Can one make them work with the aid of metamethods?  Let's try.

         function Concat(x,y) return tostring(x)..tostring(y) end
         debug.setmetatable(false,{__concat = Concat})
     stdin:1: invalid value (boolean) at index 1 in table for 'concat'

So the standard implementation does not use metamethods.  A glance
at `ltablib.c` confirms that `addfield` is used, a function with no
other task in the 5.2.1 source code.

It is not hard to patch `ltablib.c` to use `lua_concat` instead.
If no metatables are supplied, the behaviour of `table.concat` is
still the same, except that the error message changes to

     attempt to concatenate a boolean value

However, assigning just this one metamethod:

         getmetatable"".__concat = Concat

makes `table.concat` work for anything, because `sep` (even when
defaulting to "") causes the metamethod to be invoked except when
Lua "knows what to do".  And the debug library is not used.

I append my proof-of-concept code (I do not have the temerity to upload
it to the Wiki LuaPowerPatches page) as a patch to only `ltablib.c`.

Should this be default behaviour?  Now that the table library respects
__len, it is maybe not too far-fetched to suggest that it might also
respect __concat.
Hi Dirk
Another recent suggestion was to let table.concat call tostring() for non-string array entries, which in turn may invoke __tostring meta method. Which is a concept my feeble mind can easily grasp.

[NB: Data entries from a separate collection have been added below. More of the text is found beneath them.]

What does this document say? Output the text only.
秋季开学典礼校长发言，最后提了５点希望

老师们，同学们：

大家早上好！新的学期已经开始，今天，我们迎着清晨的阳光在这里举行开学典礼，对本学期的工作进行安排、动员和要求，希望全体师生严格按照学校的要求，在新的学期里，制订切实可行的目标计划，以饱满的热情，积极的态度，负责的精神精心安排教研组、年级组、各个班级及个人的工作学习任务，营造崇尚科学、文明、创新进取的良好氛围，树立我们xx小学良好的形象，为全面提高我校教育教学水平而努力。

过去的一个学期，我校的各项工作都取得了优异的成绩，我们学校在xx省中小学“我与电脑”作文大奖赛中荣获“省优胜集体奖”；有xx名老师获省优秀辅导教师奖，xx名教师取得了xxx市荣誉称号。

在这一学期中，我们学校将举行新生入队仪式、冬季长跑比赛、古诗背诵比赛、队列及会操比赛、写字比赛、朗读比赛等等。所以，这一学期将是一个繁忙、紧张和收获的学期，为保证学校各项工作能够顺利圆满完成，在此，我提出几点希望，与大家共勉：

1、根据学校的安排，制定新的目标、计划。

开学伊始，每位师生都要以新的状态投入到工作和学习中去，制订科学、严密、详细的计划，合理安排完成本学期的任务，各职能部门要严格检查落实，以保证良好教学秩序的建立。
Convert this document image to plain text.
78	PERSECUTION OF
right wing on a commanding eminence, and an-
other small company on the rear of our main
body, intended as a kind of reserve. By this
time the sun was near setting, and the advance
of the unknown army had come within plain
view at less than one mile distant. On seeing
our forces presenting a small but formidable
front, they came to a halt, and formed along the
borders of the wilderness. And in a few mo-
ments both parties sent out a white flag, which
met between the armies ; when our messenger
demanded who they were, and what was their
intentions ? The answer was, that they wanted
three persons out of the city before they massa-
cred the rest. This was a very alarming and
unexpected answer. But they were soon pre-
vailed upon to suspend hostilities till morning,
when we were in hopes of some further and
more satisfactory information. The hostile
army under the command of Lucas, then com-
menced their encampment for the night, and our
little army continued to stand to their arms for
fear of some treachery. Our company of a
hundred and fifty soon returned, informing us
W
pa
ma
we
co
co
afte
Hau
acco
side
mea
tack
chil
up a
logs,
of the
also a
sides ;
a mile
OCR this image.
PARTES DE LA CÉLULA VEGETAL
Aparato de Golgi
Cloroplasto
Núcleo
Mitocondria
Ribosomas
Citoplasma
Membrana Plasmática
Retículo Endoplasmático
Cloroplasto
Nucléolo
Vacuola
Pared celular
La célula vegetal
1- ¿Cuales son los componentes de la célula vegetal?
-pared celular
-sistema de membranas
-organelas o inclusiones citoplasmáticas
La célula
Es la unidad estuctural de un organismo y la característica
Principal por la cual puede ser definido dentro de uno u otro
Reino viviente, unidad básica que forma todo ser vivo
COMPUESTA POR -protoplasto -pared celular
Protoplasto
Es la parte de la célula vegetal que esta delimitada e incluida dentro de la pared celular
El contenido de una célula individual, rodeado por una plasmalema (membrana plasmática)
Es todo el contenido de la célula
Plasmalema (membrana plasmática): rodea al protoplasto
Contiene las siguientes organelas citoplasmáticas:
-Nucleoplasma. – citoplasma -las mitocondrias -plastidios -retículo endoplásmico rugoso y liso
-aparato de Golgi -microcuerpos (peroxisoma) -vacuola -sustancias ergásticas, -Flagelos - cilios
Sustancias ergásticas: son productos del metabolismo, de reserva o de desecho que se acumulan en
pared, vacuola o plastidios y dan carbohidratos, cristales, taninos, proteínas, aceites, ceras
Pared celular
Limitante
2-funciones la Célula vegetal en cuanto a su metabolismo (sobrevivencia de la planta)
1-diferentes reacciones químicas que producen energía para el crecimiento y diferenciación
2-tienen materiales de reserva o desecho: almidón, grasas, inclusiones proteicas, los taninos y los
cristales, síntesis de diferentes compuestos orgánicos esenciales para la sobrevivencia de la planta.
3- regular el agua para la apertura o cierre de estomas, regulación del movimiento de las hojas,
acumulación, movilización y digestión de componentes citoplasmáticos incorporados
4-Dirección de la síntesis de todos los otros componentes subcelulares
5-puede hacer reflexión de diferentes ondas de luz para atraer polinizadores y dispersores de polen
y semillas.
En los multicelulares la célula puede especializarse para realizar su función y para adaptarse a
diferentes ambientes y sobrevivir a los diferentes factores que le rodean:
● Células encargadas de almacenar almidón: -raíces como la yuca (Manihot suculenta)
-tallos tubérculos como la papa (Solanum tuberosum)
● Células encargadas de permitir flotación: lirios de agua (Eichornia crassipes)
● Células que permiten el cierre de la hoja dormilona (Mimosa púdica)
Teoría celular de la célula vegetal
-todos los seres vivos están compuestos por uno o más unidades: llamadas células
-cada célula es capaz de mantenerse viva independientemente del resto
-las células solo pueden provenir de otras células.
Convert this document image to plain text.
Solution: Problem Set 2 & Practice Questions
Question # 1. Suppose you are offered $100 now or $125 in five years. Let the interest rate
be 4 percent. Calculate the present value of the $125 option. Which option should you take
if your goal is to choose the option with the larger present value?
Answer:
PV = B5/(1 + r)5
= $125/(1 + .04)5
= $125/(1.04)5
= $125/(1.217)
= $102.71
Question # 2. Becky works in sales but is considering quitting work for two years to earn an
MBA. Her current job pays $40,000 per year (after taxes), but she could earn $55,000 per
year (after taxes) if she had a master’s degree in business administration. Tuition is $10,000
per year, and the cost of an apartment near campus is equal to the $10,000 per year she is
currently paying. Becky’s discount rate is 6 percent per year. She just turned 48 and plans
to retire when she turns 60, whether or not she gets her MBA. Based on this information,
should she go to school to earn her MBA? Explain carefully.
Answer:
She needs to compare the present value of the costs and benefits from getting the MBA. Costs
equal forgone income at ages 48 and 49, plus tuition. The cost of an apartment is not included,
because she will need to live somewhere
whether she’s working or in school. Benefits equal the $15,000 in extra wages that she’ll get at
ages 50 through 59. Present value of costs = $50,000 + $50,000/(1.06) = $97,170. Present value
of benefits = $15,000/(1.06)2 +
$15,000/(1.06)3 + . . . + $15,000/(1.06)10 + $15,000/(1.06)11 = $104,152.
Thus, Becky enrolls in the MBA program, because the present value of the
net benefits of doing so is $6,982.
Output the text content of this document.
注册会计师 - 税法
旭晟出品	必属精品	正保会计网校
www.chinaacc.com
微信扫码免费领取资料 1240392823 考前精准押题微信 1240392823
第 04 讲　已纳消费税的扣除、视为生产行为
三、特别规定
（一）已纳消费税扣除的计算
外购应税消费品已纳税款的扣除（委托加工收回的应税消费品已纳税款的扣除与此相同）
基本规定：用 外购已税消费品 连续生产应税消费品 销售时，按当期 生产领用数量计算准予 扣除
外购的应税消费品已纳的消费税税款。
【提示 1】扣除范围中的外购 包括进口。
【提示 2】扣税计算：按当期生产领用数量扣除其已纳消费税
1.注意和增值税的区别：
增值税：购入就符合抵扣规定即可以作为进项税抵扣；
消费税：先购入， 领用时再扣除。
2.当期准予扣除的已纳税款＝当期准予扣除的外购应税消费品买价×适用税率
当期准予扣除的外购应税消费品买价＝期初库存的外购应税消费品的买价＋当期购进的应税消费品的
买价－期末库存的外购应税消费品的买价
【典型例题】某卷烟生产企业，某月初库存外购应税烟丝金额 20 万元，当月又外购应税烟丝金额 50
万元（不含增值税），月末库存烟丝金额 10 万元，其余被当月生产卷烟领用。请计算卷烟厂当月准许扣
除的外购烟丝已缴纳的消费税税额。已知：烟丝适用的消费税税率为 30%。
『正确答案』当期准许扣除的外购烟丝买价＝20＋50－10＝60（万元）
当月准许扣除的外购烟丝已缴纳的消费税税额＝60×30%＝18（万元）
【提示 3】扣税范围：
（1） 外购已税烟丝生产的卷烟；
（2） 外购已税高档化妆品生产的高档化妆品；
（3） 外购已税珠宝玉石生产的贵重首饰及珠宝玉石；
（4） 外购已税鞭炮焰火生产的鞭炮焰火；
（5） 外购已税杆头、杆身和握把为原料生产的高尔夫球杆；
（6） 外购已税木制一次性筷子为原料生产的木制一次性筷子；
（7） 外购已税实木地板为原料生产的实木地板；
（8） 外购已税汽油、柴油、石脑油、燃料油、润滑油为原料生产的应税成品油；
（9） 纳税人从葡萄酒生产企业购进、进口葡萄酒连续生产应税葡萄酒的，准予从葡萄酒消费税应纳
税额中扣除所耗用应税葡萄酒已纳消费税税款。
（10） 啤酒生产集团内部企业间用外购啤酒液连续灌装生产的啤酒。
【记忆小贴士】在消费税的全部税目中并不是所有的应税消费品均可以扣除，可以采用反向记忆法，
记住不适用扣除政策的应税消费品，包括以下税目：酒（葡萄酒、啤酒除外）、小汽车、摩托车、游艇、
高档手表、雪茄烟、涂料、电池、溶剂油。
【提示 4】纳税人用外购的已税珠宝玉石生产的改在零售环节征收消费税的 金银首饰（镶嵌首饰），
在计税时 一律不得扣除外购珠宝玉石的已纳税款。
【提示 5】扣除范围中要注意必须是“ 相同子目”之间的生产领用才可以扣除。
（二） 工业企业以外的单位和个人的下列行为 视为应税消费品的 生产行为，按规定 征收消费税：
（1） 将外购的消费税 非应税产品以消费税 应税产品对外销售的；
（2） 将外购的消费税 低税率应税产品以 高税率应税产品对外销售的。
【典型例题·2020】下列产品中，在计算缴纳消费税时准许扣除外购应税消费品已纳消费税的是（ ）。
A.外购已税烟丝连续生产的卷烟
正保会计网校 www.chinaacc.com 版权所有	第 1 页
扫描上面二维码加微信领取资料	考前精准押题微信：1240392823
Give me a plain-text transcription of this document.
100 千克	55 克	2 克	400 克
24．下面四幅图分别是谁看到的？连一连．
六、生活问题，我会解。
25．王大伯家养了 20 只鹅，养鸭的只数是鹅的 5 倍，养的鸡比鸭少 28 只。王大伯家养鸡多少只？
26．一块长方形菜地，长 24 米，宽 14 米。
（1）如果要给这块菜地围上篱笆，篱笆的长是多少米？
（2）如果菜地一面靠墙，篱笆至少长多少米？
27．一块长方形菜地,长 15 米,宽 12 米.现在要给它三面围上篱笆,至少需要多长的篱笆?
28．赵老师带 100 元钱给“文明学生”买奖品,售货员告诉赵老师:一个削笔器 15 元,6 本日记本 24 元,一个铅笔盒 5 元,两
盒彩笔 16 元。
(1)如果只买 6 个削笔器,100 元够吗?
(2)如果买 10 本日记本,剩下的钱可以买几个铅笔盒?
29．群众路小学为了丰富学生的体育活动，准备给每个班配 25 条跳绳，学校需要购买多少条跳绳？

What does the __concat concept offer that can not be done with __tostring on non-string entries? (Sorry, I don't have time right now to play around with your patch.) Can it make table.concat return something else than a string? If yes, would it not be kind of surprise to feeble minded code readers? Perhaps your case would be better served by a new function, something like table.aggregate(table), calling metamethod __aggregate, to warn readers that something interesting is going on?